Efficacy and Safety of Surgical Treatments for Neurogenic Stress Urinary Incontinence in Adults: A Systematic Review

Published:September 08, 2021DOI:



      Controversy still exists regarding the balance of benefits and harms for the different surgical options for neurogenic stress urinary incontinence (N-SUI).


      To identify which surgical option for N-SUI offers the highest cure rate and best safety without compromising urinary tract function and bladder management.

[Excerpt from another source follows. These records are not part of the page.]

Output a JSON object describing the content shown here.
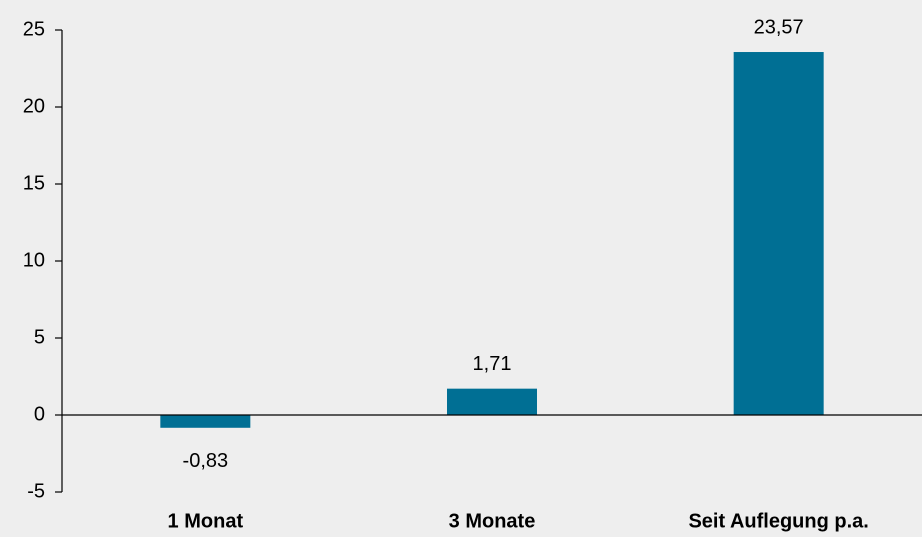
{
  "chart_data": {
    "type": "bar",
    "categories": [
      "1 Monat",
      "3 Monate",
      "Seit Auflegung p.a."
    ],
    "values": [
      -0.83,
      1.71,
      23.57
    ],
    "value_labels": [
      "-0,83",
      "1,71",
      "23,57"
    ],
    "color": "#006f94",
    "ylim": [
      -5,
      25
    ],
    "yticks": [
      -5,
      0,
      5,
      10,
      15,
      20,
      25
    ],
    "grid": false
  }
}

      Evidence acquisition

      A systematic review was performed under the auspices of the European Association of Urology Guidelines Office and the European Association of Urology Neuro-Urology Guidelines Panel according to the Preferred Reporting Items for Systematic Review and Meta-Analysis (PRISMA) statement.

      Evidence synthesis

      A total of 32 studies were included. Overall, 852 neurourological patients were surgically treated for N-SUI. The treatment offered most often (13/32 studies) was an artificial urinary sphincter (AUS; 49%, 416/852) and was associated with a need for reintervention in one-third of patients. More than 200 surgical revisions were described. Overall, 146/852 patients (17%) received concomitant bladder augmentation, mainly during placement of an AUS (42%, 62/146) or autologous sling (34% of women and 14% of men). Following pubovaginal sling placement, dryness was achieved in 83% of cases. A significant improvement in N-SUI was observed in 87% (82/94) of women following placement of a synthetic midurethral sling. Efficacy after insertion of an adjustable continence therapy device (ACT 40%, proACT 60%) was reported for 38/128 cases (30%). The cure rate for bulking agents was 35% (9/25) according to 2/32 studies, mainly among men (90%). The risk of bias was highly relevant. Baseline and postoperative cystometry were missing in 13 and 28 studies, respectively.


      The evidence is mainly reported in retrospective studies. More than one intervention is often required to achieve continence because of coexisting neurogenic detrusor overactivity, low compliance, or the onset of complications in the medium and long term. Urodynamic data are needed to better clarify the success of N-SUI treatment with the different techniques.

      Patient summary

      Our review shows that insertion of an artificial urinary sphincter for urinary incontinence is effective but is highly associated with a need for repeat surgery. Other surgical options may have lower continence rates or a risk of requiring intermittent catheterization, which patients should be informed about before deciding on surgery for their incontinence.